Wetenschappers dromen al jaren van kernfusie. Door kernen van kleine atomen, zoals waterstof, samen te smelten, wordt met deze techniek een kleine hoeveelheid massa omgezet in een grote hoeveelheid energie. Een grote energiecentrale van 100 megawatt heeft jaarlijks niet meer dan 250 kilo van een mengsel van deuterium en tritium -twee zware varianten van waterstof- nodig.

De fusie van de atoomkernen lukt alleen bij temperaturen boven de 100 miljoen graden. Om dat te kunnen bereiken, wordt het brandstofmengsel gevangen in een sterk magneetveld. In 1997 lukte het om op deze manier een seconde lang 16 megawatt op te wekken. In tegenstelling tot de huidige kerncentrales komt er bij kernfusie nauwelijks radioactief afval vrij.
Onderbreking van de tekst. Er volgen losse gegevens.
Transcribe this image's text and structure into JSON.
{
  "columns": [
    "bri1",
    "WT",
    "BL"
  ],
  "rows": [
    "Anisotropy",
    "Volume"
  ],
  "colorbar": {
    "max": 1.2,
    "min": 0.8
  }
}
ITER -totale kosten: 11 miljard euro- moet aantonen dat het mogelijk is om op industriële schaal fusie-energie op te wekken. De opvolger van ITER, DEMO, zal een prototype elektriciteitscentrale van 1000 megawatt worden, die over zo’n 35 jaar de eerste elektriciteit aan het net moet leveren. Fusie kan dan in de tweede helft van deze eeuw gaan voorzien in een groeiend deel van de wereldenergiebehoefte, menen de deelnemers.
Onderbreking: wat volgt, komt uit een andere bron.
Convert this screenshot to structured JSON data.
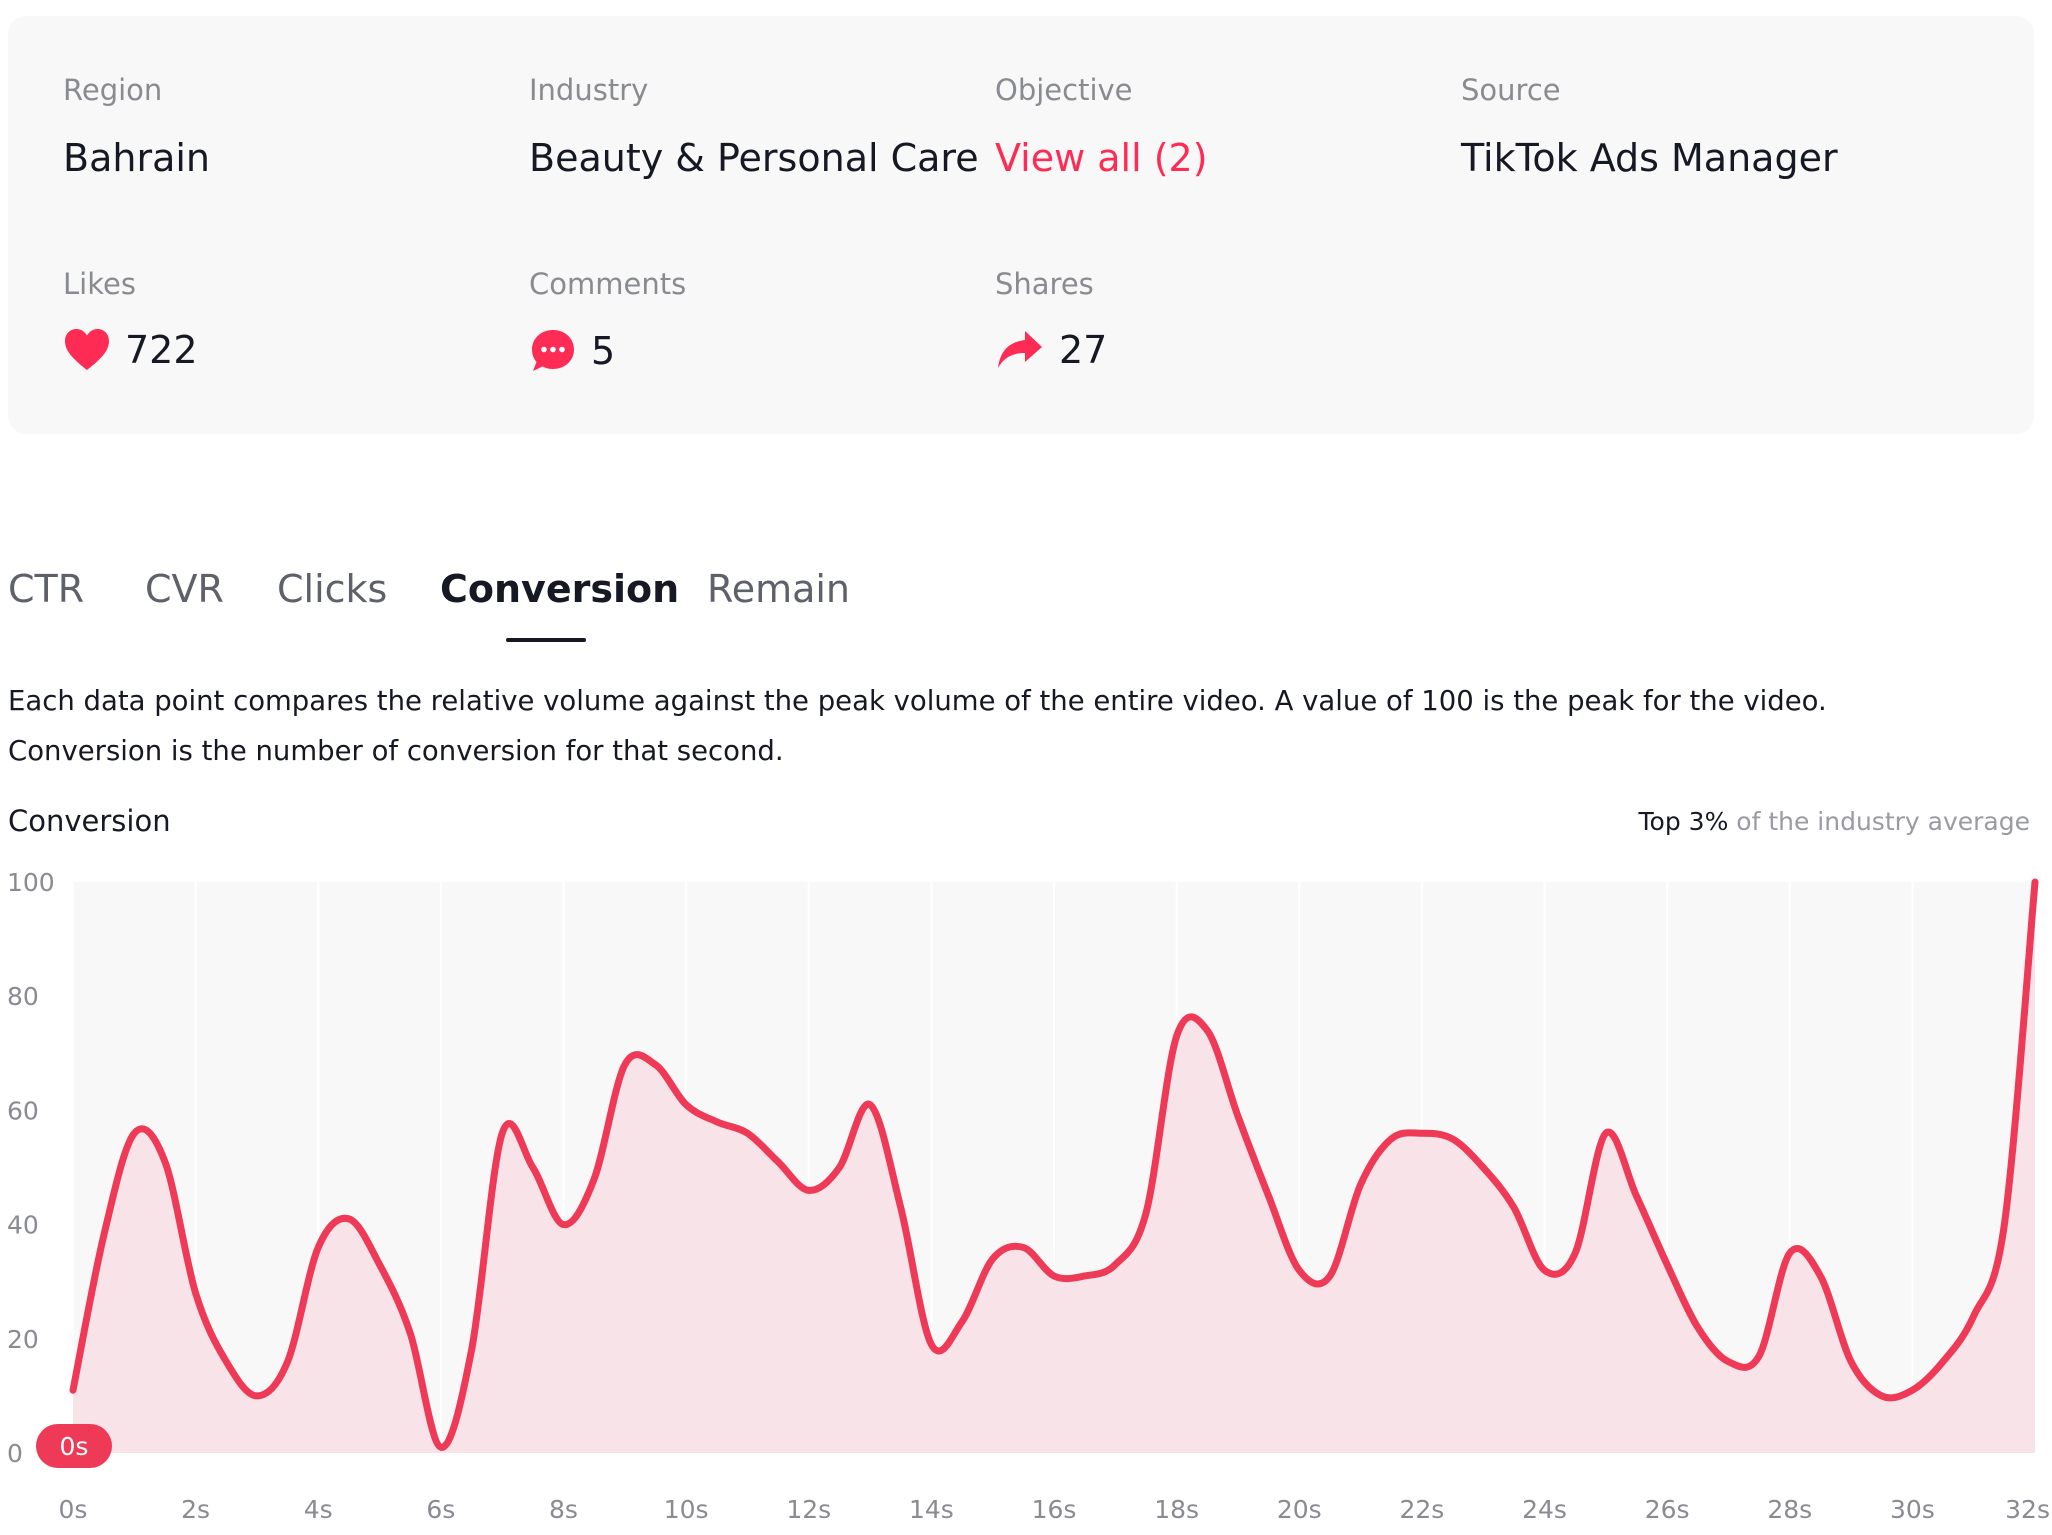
{
  "info": {
    "region": {
      "label": "Region",
      "value": "Bahrain"
    },
    "industry": {
      "label": "Industry",
      "value": "Beauty & Personal Care"
    },
    "objective": {
      "label": "Objective",
      "value": "View all (2)"
    },
    "source": {
      "label": "Source",
      "value": "TikTok Ads Manager"
    },
    "likes": {
      "label": "Likes",
      "value": "722",
      "icon": "heart-icon"
    },
    "comments": {
      "label": "Comments",
      "value": "5",
      "icon": "comment-bubble-icon"
    },
    "shares": {
      "label": "Shares",
      "value": "27",
      "icon": "share-arrow-icon"
    }
  },
  "tabs": [
    {
      "label": "CTR",
      "active": false
    },
    {
      "label": "CVR",
      "active": false
    },
    {
      "label": "Clicks",
      "active": false
    },
    {
      "label": "Conversion",
      "active": true
    },
    {
      "label": "Remain",
      "active": false
    }
  ],
  "description": {
    "line1": "Each data point compares the relative volume against the peak volume of the entire video. A value of 100 is the peak for the video.",
    "line2": "Conversion is the number of conversion for that second."
  },
  "chart_header": {
    "title": "Conversion",
    "note_strong": "Top 3%",
    "note_rest": " of the industry average"
  },
  "colors": {
    "accent": "#fe2c55",
    "line": "#ee3a57",
    "fill": "#f8e3e8",
    "plot_bg": "#f8f8f8"
  },
  "chart_data": {
    "type": "area",
    "x": [
      0,
      0.5,
      1,
      1.5,
      2,
      2.5,
      3,
      3.5,
      4,
      4.5,
      5,
      5.5,
      6,
      6.5,
      7,
      7.5,
      8,
      8.5,
      9,
      9.5,
      10,
      10.5,
      11,
      11.5,
      12,
      12.5,
      13,
      13.5,
      14,
      14.5,
      15,
      15.5,
      16,
      16.5,
      17,
      17.5,
      18,
      18.5,
      19,
      19.5,
      20,
      20.5,
      21,
      21.5,
      22,
      22.5,
      23,
      23.5,
      24,
      24.5,
      25,
      25.5,
      26,
      26.5,
      27,
      27.5,
      28,
      28.5,
      29,
      29.5,
      30,
      30.5,
      31,
      31.5,
      32
    ],
    "x_tick_labels": [
      "0s",
      "2s",
      "4s",
      "6s",
      "8s",
      "10s",
      "12s",
      "14s",
      "16s",
      "18s",
      "20s",
      "22s",
      "24s",
      "26s",
      "28s",
      "30s",
      "32s"
    ],
    "x_tick_values": [
      0,
      2,
      4,
      6,
      8,
      10,
      12,
      14,
      16,
      18,
      20,
      22,
      24,
      26,
      28,
      30,
      32
    ],
    "values": [
      11,
      38,
      56,
      51,
      28,
      16,
      10,
      16,
      36,
      41,
      33,
      21,
      1,
      18,
      56,
      50,
      40,
      48,
      68,
      68,
      61,
      58,
      56,
      51,
      46,
      50,
      61,
      43,
      19,
      23,
      34,
      36,
      31,
      31,
      33,
      42,
      73,
      74,
      59,
      45,
      32,
      31,
      47,
      55,
      56,
      55,
      50,
      43,
      32,
      35,
      56,
      45,
      33,
      22,
      16,
      17,
      35,
      31,
      16,
      10,
      11,
      16,
      24,
      40,
      100
    ],
    "xlim": [
      0,
      32
    ],
    "ylim": [
      0,
      100
    ],
    "y_ticks": [
      0,
      20,
      40,
      60,
      80,
      100
    ],
    "grid": true,
    "marker_label": "0s"
  }
}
Nederlandse bedrijven die technieken leveren aan het kernfusieproject ITER, zijn blij dat de nieuwe reactor in Frankrijk wordt gebouwd. „Het is een groot succes voor Europa”, aldus Mark Tiele-Westra van het FOM-Instituut voor Plasmafysica Rijnhuizen in Nieuwegein. „Wij hebben een voorsprong op het gebied van kernfusie opgebouwd en mogen die niet kwijtraken.”
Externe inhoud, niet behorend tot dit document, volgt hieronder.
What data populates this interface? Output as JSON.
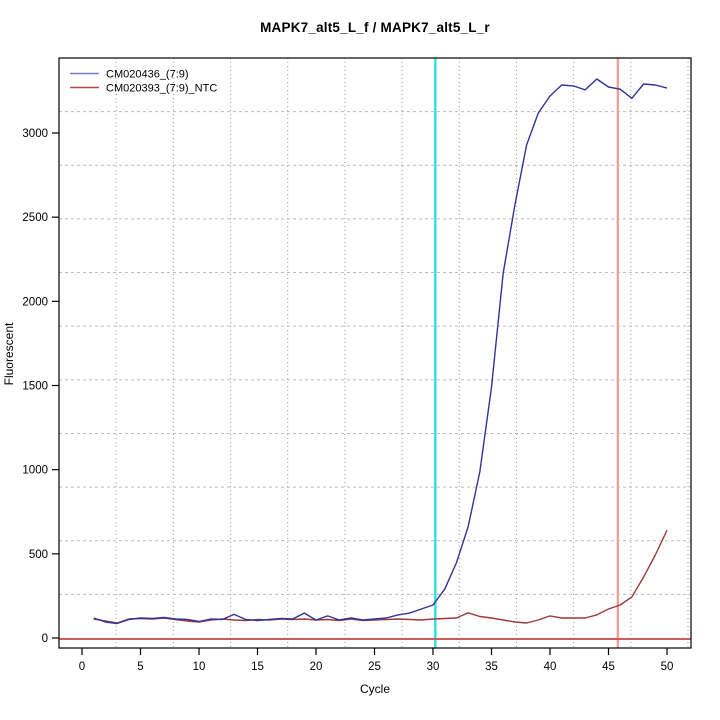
{
  "title": "MAPK7_alt5_L_f / MAPK7_alt5_L_r",
  "chart_data": {
    "type": "line",
    "title": "MAPK7_alt5_L_f / MAPK7_alt5_L_r",
    "xlabel": "Cycle",
    "ylabel": "Fluorescent",
    "xlim": [
      -2,
      52
    ],
    "ylim": [
      -60,
      3450
    ],
    "x_ticks": [
      0,
      5,
      10,
      15,
      20,
      25,
      30,
      35,
      40,
      45,
      50
    ],
    "y_ticks": [
      0,
      500,
      1000,
      1500,
      2000,
      2500,
      3000
    ],
    "grid": {
      "style": "dotted",
      "color": "#b4b4b4",
      "cells_x": 11,
      "cells_y": 11
    },
    "legend_position": "top-left",
    "x_start": 1,
    "series": [
      {
        "name": "CM020393_(7:9)_NTC",
        "color": "#9b3a3a",
        "legend_color": "#b24b4b",
        "values": [
          113,
          101,
          89,
          113,
          116,
          113,
          119,
          110,
          101,
          95,
          107,
          113,
          107,
          104,
          110,
          107,
          113,
          110,
          113,
          107,
          110,
          104,
          113,
          104,
          107,
          110,
          113,
          110,
          107,
          113,
          116,
          119,
          150,
          128,
          119,
          107,
          95,
          89,
          107,
          131,
          119,
          119,
          119,
          137,
          172,
          196,
          244,
          362,
          493,
          640
        ]
      },
      {
        "name": "CM020436_(7:9)",
        "color": "#32329b",
        "legend_color": "#7878cc",
        "values": [
          119,
          95,
          86,
          110,
          119,
          116,
          122,
          113,
          110,
          98,
          113,
          110,
          140,
          110,
          104,
          110,
          116,
          113,
          148,
          107,
          131,
          107,
          119,
          107,
          113,
          119,
          137,
          148,
          172,
          196,
          290,
          446,
          660,
          986,
          1490,
          2168,
          2572,
          2929,
          3119,
          3220,
          3285,
          3280,
          3256,
          3321,
          3273,
          3260,
          3206,
          3291,
          3285,
          3267
        ]
      }
    ],
    "reference_lines": {
      "vertical": [
        {
          "x": 30.2,
          "color": "#26e2e6",
          "meaning": "cyan-threshold-cycle-line"
        },
        {
          "x": 45.8,
          "color": "#ef9d9d",
          "meaning": "red-cutoff-cycle-line"
        }
      ],
      "horizontal": [
        {
          "y": 0,
          "color": "#cf5b5b",
          "meaning": "baseline-threshold-line"
        }
      ]
    }
  }
}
Het FOM-Instituut is nauw betrokken bij ITER. Het bedrijf houdt zich bezig met de interactie van superheet gas (plasma) van 150 miljoen graden Celsius en de wand van een reactor. Het instituut heeft onder meer methoden ontwikkeld om de temperatuur en dichtheid van plasma te meten. Dit helpt de onderzoekers om de kernfusie efficiënt en optimaal te laten verlopen.

RD.nl in uw mailbox?

Ontvang onze wekelijkse nieuwsbrief om op de hoogte te blijven.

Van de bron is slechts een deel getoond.